おむつカバーに当たるものは、マジックテープやホックなどはなく、紐で結んで止めてあった。そうか。紐をつけるんだ。折り込んだだけだと動いたらとれちゃうもんね。
おしっこで濡れているおむつは、水瓶の近くに置いてあった水を張ったたらいの中に入れた。
中には使ったおむつが入っている。
「ああ、最後の一枚だわ。洗濯できなかったから……。何枚か急いで洗って干しておかないと」
マチルダさんがため息をつくのと、リュートが瓶を担いで家に入ってくるのはほぼ同時だった。
「はい。ほかにすることがあれば手伝うよ」
じゃぁ、おむつの洗濯を……と思ったけれど……。
ふと頭をよぎった光景は、時代劇。江戸の街で長屋のおかみさんたちが井戸の周りで洗濯しながら井戸端会議をしているシーン。

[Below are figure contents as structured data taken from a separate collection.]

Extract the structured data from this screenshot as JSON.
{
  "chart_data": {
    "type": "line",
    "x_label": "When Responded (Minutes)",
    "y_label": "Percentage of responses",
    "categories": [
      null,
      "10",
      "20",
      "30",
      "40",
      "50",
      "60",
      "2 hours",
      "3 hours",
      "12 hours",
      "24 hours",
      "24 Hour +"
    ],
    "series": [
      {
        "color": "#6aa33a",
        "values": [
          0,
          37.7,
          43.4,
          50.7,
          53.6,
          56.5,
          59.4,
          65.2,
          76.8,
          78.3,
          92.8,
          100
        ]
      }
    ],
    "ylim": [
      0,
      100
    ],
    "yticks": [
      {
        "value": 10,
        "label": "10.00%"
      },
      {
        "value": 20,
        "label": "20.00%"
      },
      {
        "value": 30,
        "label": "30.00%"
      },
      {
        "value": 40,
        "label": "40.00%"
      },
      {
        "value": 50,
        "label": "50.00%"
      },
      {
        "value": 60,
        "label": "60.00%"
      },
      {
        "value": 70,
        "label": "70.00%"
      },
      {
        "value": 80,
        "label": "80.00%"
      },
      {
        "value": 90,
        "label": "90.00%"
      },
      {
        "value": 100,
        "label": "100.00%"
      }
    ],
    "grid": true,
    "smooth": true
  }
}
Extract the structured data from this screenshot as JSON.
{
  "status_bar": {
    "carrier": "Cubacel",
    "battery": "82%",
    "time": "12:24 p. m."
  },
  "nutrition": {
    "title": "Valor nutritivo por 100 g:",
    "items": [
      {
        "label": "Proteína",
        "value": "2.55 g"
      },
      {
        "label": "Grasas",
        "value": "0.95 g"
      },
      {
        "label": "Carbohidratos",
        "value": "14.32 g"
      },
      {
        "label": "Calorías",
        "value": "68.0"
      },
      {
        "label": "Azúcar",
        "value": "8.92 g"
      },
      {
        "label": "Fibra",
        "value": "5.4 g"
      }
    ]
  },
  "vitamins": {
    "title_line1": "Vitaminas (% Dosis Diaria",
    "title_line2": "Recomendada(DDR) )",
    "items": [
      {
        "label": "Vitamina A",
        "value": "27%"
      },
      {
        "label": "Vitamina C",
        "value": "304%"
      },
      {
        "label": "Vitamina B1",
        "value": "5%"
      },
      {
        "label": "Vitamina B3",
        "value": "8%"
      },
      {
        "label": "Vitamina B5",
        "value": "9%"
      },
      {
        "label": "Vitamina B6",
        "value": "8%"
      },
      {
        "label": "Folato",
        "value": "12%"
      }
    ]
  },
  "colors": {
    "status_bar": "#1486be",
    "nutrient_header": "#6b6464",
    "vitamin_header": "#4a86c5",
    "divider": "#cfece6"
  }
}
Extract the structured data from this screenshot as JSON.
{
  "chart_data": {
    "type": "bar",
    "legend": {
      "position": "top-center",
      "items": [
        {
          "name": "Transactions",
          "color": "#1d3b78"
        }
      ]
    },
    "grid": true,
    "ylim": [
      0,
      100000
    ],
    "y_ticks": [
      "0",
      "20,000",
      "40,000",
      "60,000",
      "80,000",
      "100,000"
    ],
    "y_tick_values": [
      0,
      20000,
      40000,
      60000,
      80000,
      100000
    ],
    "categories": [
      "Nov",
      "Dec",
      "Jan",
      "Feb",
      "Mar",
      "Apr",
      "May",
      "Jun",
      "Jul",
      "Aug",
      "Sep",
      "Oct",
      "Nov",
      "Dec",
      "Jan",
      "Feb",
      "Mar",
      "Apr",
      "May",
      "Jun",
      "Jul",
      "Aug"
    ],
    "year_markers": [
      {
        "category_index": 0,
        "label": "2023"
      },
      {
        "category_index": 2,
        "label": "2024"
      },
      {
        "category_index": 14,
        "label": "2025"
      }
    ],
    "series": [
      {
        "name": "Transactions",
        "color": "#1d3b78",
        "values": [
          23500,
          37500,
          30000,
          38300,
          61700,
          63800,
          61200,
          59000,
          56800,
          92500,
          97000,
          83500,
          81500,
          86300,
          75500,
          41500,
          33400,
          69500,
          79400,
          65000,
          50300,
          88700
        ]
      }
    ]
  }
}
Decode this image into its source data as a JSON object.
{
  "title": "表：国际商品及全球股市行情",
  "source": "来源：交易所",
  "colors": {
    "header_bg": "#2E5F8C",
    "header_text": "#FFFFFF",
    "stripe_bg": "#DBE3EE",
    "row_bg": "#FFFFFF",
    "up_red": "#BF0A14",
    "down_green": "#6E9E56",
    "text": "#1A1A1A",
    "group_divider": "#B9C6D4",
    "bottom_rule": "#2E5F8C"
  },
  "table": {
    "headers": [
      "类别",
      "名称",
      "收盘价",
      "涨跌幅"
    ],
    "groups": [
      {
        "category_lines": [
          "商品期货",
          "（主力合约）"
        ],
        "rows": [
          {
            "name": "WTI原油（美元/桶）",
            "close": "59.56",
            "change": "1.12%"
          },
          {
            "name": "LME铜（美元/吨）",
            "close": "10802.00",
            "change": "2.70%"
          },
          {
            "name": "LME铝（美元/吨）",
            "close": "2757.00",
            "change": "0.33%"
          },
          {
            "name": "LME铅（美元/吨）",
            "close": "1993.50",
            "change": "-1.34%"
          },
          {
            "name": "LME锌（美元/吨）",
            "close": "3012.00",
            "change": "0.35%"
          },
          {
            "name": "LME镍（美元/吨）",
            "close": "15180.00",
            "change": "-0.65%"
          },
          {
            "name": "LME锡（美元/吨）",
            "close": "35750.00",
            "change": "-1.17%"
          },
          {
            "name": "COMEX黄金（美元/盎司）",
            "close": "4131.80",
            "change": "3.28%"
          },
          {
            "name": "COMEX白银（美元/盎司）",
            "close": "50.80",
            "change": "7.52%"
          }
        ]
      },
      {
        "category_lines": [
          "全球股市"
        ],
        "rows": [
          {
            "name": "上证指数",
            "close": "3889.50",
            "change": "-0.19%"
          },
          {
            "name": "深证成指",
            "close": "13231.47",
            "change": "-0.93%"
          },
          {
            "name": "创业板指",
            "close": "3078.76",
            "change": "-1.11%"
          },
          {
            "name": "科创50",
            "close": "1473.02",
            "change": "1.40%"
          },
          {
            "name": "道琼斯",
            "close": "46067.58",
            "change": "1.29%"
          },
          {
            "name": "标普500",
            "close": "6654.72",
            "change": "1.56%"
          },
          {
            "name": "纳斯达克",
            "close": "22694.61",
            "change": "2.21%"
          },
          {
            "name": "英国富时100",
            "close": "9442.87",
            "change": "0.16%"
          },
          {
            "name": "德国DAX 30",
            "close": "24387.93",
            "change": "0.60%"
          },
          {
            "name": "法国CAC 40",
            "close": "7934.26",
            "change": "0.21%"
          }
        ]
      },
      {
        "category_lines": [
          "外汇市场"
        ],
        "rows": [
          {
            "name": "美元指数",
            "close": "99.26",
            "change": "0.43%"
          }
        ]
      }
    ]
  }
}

この世界も洗濯といえばそんな感じだとすると……そこにリュートに行ってもらうのはちょっとだけ心苦しい。
男女平等だとは思う。男の人だからと言って何かを優遇されたり免除されたりというのはおかしいし、女の仕事とか女がするべきとも思わないけど。ただ、リュートさんだけじゃなくて、その場にいる人たちみんなの居心地が悪くなってしまうんじゃないかと思うと……。それから、マチルダさんの赤ちゃんのおむつを洗わせたみたいな変な噂がマチルダさんに立ってしまうのも困るだろうし……。てなわけで、さすがにやめておきましょう。